In 2007, he was named the starting catcher coming out of spring training over Yorvit Torrealba, but struggled at the plate and was demoted to backing up Torrealba. Iannetta played in 67 games that year, with a .218 average, 4 home runs, and 27 runs batted in. Iannetta was part of the backup catcher's role as the Rockies went to the World Series for the first time ever but ended up losing the series to the Boston Red Sox in a 4-game sweep.

The 2008 year was a breakout season for Iannetta, in which he played 104 games batting .264 with 18 home runs and 65 runs batted in. In 2009, Iannetta played in 93 games batting .228 with 16 home runs and 52 runs batted in. In 2010, he played in 61 games batting .197 with 9 home runs and 27 runs batted in. In 2011, he played in 112 games batting .238 with 14 home runs and 55 runs batted in.

===Los Angeles Angels of Anaheim===
On November 30, 2011, Iannetta was traded to the Los Angeles Angels of Anaheim for pitcher Tyler Chatwood.
On May 2, 2012, he caught Jered Weaver's first no-hitter. He finished the 2012 season playing 79 games with a .240 batting average, 9 home runs, and 26 runs batted in.

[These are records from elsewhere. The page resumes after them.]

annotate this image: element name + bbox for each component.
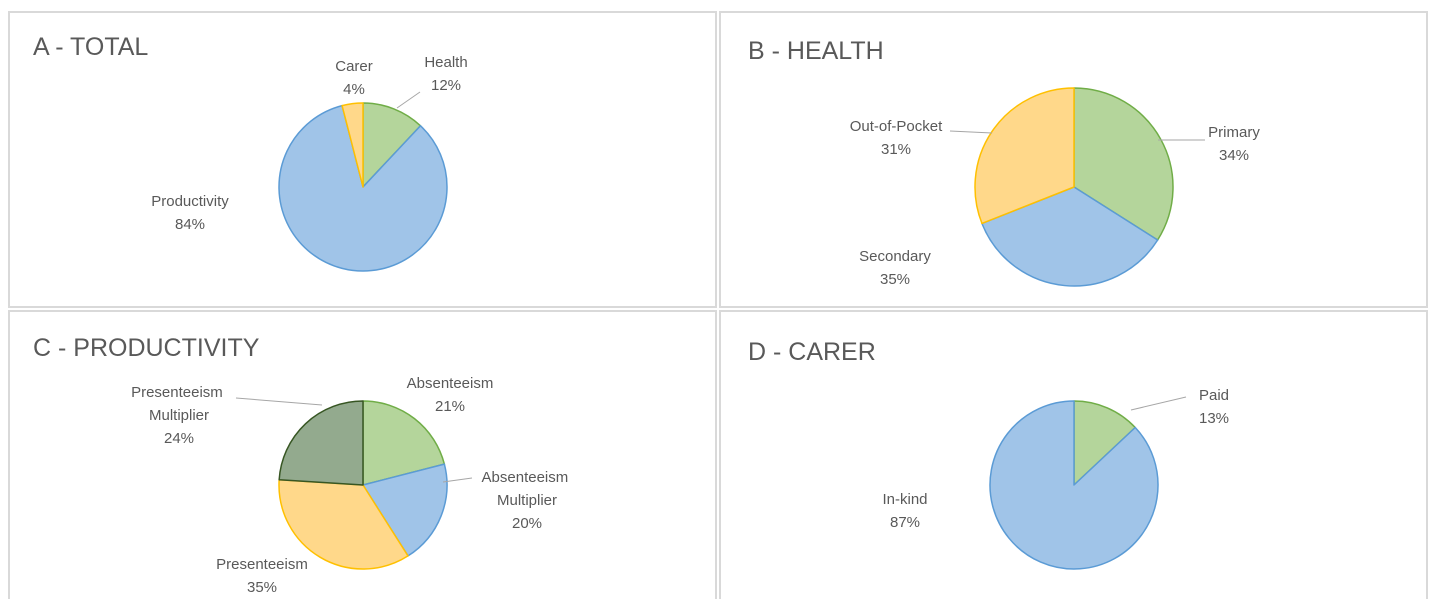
pie-slice (278, 478, 409, 570)
slice-label: Primary (1208, 124, 1260, 141)
leader-line (949, 130, 993, 134)
chart-title: C - PRODUCTIVITY (33, 334, 260, 362)
slice-label: Productivity (151, 193, 229, 210)
slice-label: Carer (335, 58, 373, 75)
slice-value-label: 35% (880, 271, 910, 288)
chart-title: A - TOTAL (33, 33, 148, 61)
chart-title: B - HEALTH (748, 37, 884, 65)
slice-label: Out-of-Pocket (850, 118, 943, 135)
slice-value-label: 24% (164, 430, 194, 447)
slice-label: Health (424, 54, 467, 71)
slice-value-label: 21% (435, 398, 465, 415)
slice-label: Presenteeism Multiplier (131, 384, 227, 424)
pie-slice (989, 400, 1159, 570)
pie-slice (362, 400, 446, 486)
slice-value-label: 4% (343, 81, 365, 98)
slice-value-label: 12% (431, 77, 461, 94)
pie-slice (974, 87, 1075, 225)
slice-value-label: 87% (890, 514, 920, 531)
pie-slice (278, 104, 448, 272)
pie-slice (1073, 400, 1136, 486)
slice-label: Secondary (859, 248, 931, 265)
slice-value-label: 31% (881, 141, 911, 158)
slice-value-label: 84% (175, 216, 205, 233)
slice-label: Presenteeism (216, 556, 308, 573)
slice-value-label: 34% (1219, 147, 1249, 164)
pie-slice (362, 102, 422, 188)
leader-line (1130, 396, 1187, 411)
slice-value-label: 20% (512, 515, 542, 532)
pie-slice (362, 463, 448, 557)
slice-label: Absenteeism (407, 375, 494, 392)
slice-label: In-kind (882, 491, 927, 508)
slice-label: Paid (1199, 387, 1229, 404)
chart-title: D - CARER (748, 338, 876, 366)
pie-slice (278, 400, 364, 486)
leader-line (442, 477, 473, 483)
pie-slice (341, 102, 364, 188)
slice-value-label: 13% (1199, 410, 1229, 427)
pie-slice (981, 186, 1159, 287)
leader-line (396, 91, 421, 109)
slice-value-label: 35% (247, 579, 277, 596)
leader-line (235, 397, 323, 406)
slice-label: Absenteeism Multiplier (482, 469, 573, 509)
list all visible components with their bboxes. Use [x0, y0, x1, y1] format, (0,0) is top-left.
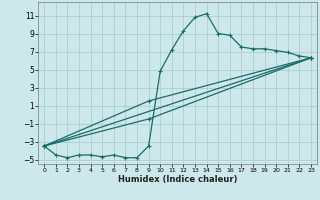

On October 5, 2012, the Angels and Iannetta agreed to terms on a three-year, $15.55 million deal.

===Seattle Mariners===
On November 23, 2015, Iannetta signed a one-year, $4.25 million deal with the Seattle Mariners.

===Arizona Diamondbacks===
On January 13, 2017, Iannetta signed a one-year, $1.5 million deal with the Arizona Diamondbacks.

On May 13, 2017, Iannetta was hit by a pitch from Johnny Barbato. Iannetta suffered a broken nose along with four fractured teeth, and required stitches on his lips.

===Second stint with the Colorado Rockies===
On December 8, 2017, the Rockies and Iannetta agreed to a two-year contract, bringing the catcher back to Colorado. On August 13, 2019, Iannetta was designated for assignment. He was released on August 15.

===New York Yankees===
On January 9, 2020, Iannetta agreed to a minor league contract with the New York Yankees. The deal was finalized on February 3. On July 21, 2020, Iannetta had his contract selected to the 40-man roster. On August 1, 2020, Iannetta was designated for assignment without appearing in a game for the Yankees. On August 8, Iannetta announced his retirement from professional baseball.

==International career==
Iannetta was selected for Team USA at the 2009 World Baseball Classic.

==Personal life==
Iannetta and his ex-wife Lisa were married in 2009 and have one daughter together. They live in Massachusetts, just past the Rhode Island border. Iannetta is married to Alanna Rizzo.